Il s’agit de l’insertion chirurgicale (photo de couverture) d’un porte électrode dans la cochlée couplée à un processeur implanté sous la peau du crâne. Comme l’audiologue Freyda Swinnen, la chirurgienne Gunta Sumeraga et moi-même l’avons précisé dans nos présentations, il est indispensable de s’adresser à un chirurgien expérimenté avec l’O.I ou des pathologies osseuses similaires de l’oreille interne en raison de risques accrus de perforation de la cochlée, de méningite ou encore, de stimulation non désirée des nerfs voisins du nerf auditif, à l’activation de l’implant. Il reste du chemin à parcourir pour réunir un corpus de connaissances solide pouvant améliorer la qualité de vie des patients OI atteints de surdité, un handicap qui n’apparait dans ses formes sévères qu’après 40 ans, mais qui même léger, doit être traité. La réalisation annuelle d’audiogrammes dans la petite enfance puis régulièrement à l’âge adulte (tous les 2 à 5 ans), le port d’appareils auditifs dès qu’une surdité moyenne apparait et un bon suivi psychologique si c’est le cas, sont des moyens clé d’éviter les dégâts psychiques que peut causer une surdité non prise en charge.

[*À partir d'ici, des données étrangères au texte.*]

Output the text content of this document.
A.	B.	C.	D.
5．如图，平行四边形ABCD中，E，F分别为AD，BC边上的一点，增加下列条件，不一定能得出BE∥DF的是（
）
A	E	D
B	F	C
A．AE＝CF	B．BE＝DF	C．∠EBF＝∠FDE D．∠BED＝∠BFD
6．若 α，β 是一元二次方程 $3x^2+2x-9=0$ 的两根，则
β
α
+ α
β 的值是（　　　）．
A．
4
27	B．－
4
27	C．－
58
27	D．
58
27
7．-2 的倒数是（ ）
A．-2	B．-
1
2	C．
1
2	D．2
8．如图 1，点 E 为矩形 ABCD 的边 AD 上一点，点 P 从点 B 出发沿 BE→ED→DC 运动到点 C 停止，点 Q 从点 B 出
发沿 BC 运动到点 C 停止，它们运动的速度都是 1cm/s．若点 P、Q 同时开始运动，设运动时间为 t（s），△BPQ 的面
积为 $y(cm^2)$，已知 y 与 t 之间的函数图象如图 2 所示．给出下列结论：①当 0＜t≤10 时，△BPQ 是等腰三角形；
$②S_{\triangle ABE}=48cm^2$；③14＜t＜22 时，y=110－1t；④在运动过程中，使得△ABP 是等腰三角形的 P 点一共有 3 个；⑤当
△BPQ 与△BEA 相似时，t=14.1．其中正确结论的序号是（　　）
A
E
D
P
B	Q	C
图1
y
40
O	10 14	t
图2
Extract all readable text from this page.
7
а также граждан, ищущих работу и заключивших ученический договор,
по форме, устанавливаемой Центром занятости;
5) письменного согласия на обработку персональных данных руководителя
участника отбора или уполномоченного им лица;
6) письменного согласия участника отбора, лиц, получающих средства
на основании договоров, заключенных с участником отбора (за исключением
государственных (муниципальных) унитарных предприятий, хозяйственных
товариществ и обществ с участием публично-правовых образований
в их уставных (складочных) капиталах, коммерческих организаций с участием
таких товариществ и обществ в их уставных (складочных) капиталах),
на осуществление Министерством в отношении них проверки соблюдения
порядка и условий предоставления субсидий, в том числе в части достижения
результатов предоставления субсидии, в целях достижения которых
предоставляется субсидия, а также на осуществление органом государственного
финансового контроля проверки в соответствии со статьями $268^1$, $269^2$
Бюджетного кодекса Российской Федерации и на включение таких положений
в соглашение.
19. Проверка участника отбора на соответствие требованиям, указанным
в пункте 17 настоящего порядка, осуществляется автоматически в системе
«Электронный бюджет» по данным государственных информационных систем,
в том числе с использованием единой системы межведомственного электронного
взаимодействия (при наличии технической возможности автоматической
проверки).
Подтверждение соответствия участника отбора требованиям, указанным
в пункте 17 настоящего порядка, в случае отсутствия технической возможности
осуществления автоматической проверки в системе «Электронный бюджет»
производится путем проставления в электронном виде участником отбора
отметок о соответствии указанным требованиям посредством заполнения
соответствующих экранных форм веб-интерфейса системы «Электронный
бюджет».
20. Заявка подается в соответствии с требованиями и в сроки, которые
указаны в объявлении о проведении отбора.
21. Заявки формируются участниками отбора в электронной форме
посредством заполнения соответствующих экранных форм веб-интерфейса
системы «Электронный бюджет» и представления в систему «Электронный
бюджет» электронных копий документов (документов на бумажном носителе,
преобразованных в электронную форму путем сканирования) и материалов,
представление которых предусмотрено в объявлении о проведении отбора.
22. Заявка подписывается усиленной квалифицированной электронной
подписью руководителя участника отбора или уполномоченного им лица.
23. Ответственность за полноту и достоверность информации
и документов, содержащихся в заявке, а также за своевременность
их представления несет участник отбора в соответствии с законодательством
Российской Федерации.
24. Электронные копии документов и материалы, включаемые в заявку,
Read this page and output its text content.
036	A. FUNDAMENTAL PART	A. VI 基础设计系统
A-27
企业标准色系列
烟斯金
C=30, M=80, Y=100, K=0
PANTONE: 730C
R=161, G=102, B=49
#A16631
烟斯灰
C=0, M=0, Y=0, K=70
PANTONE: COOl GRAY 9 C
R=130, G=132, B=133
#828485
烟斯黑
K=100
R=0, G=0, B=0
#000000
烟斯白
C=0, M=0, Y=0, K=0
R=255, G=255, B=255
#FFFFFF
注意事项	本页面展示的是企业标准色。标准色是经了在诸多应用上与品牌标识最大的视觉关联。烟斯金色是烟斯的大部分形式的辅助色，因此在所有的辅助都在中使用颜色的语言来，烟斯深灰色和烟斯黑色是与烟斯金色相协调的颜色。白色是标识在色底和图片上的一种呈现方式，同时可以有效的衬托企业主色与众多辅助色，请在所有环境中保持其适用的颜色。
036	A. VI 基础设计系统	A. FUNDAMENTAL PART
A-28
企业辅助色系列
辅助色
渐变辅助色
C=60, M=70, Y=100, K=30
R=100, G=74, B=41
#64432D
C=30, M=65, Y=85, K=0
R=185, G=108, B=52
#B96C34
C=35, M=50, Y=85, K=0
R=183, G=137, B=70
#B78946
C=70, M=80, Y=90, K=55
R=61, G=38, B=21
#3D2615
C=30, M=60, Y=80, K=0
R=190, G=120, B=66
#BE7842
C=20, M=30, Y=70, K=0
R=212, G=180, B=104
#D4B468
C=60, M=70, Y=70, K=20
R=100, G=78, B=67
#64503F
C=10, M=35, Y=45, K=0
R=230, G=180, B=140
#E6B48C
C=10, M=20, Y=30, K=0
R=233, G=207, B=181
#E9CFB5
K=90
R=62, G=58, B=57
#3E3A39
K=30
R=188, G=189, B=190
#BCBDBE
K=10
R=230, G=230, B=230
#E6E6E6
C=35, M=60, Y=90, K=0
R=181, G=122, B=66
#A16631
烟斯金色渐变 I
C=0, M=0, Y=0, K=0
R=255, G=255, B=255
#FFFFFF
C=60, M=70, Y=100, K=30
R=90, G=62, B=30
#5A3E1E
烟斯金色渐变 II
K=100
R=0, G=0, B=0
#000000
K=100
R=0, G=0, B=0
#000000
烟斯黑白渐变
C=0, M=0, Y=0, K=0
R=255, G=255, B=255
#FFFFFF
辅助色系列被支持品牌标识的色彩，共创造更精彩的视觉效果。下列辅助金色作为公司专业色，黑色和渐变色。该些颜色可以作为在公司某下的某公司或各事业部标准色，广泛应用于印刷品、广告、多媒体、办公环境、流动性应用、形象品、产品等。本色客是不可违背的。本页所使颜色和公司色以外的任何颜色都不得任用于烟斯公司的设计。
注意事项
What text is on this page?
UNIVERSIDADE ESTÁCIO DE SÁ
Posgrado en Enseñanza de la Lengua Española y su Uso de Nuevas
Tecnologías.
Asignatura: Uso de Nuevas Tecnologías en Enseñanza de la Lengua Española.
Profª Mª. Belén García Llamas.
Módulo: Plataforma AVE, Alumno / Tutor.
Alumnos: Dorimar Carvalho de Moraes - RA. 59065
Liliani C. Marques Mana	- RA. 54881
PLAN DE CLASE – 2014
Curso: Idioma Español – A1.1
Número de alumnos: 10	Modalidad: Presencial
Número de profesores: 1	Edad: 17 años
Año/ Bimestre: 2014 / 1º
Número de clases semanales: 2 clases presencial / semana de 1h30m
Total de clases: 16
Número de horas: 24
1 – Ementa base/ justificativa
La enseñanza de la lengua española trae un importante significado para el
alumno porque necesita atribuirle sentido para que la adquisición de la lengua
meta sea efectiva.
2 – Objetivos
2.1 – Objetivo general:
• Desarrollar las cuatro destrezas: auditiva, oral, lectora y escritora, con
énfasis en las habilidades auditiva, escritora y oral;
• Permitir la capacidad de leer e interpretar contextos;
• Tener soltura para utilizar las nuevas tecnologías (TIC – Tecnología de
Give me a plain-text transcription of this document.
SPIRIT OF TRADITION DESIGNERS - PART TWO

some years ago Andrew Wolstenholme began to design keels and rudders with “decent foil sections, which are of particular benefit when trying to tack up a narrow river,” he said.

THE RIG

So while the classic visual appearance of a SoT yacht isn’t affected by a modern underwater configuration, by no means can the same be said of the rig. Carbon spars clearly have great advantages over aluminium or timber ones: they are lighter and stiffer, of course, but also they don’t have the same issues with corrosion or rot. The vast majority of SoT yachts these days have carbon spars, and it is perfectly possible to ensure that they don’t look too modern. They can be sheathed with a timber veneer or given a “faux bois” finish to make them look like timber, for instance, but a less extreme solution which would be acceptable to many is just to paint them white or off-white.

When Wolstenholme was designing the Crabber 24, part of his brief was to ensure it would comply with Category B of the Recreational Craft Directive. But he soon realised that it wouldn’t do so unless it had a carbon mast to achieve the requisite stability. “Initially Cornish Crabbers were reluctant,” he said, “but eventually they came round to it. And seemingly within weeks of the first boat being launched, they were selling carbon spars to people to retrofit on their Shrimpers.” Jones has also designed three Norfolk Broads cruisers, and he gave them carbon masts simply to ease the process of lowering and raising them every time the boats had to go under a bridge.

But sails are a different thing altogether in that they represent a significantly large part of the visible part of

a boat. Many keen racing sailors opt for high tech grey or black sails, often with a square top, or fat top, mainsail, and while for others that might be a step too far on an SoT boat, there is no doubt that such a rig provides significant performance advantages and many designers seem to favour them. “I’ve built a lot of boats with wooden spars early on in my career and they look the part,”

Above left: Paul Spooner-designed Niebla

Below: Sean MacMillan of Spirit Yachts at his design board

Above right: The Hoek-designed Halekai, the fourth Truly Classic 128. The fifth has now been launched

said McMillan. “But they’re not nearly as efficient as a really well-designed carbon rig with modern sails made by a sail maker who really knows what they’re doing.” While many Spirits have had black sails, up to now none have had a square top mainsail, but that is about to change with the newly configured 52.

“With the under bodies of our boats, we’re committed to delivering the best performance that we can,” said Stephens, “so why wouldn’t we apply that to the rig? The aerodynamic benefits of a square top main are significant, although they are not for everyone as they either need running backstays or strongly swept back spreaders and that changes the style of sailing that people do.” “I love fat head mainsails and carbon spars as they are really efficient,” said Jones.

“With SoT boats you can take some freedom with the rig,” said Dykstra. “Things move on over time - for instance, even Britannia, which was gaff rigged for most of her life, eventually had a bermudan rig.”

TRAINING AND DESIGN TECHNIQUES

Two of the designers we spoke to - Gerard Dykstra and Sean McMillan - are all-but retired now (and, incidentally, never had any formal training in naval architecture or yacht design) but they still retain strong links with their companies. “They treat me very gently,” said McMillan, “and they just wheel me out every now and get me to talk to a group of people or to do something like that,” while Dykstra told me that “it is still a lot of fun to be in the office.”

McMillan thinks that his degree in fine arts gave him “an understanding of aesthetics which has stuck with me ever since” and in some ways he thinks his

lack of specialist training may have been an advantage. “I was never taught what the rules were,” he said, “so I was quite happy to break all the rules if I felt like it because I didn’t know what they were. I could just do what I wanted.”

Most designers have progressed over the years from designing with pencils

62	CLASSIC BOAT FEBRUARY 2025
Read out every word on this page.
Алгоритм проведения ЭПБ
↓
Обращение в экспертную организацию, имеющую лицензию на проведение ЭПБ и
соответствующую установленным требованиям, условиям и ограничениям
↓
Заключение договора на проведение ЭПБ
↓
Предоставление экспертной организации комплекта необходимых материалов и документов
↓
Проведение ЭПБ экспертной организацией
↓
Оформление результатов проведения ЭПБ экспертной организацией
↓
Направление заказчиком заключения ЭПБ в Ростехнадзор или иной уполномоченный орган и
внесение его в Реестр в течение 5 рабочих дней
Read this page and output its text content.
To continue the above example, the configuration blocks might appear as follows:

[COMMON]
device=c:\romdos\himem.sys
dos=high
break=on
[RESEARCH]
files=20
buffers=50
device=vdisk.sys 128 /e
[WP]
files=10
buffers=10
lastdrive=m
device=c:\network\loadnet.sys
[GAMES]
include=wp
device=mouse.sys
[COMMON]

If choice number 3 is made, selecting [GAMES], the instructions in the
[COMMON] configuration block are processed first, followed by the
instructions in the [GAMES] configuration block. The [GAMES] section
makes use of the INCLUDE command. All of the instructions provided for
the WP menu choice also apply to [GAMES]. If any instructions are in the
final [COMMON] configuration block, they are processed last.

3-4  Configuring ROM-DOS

Chaque section du programme débutait par des témoignages de patients choisis avec soin et lus avec sensibilité par des membres actifs d’OIFE. Le public, d’environ 80 personnes, était composé en majorité de médecins et de professionnels du soin et de la recherche, ainsi qu’une trentaine de patients de tous âges et de parents, en provenance de Russie, des pays baltes et d’un grand nombre de pays d’Europe de la Scandinavie à la péninsule Ibérique. C’est toute l’originalité d’OIFE : mixer les publics, permettre aux patients les plus actifs de se documenter et aussi par leurs témoignages, permettre aux professionnels de s’interroger, de faire des rencontres qui donnent du sens à leur pratique et de se rencontrer entre eux. Pari réussi à Riga dans la convivialité et un cadre magnifique. Un grand merci à Ingunn, Dako, Ute, Anna, Dace et son mari pour leur accueil et enfin à Zita pour sa transcription simultanée à l’usage des malentendants comme moi.

Diane Maroger

Télécharger le programme et la biographie des participants : https://oife.org/wp-content/uploads/2019/08/SeeHearSmile_Abstract_book_Final_2.pdf

Accéder à une sélection de présentations (documents Powerpoint des conférenciers en anglais) : https://oife.org/what-we-do/events/topicalmeetings/#seehearsmile

*L’OIFE dispose d’une liste des spécialistes d’implantologie auditive familiers de l’OI, notamment en France.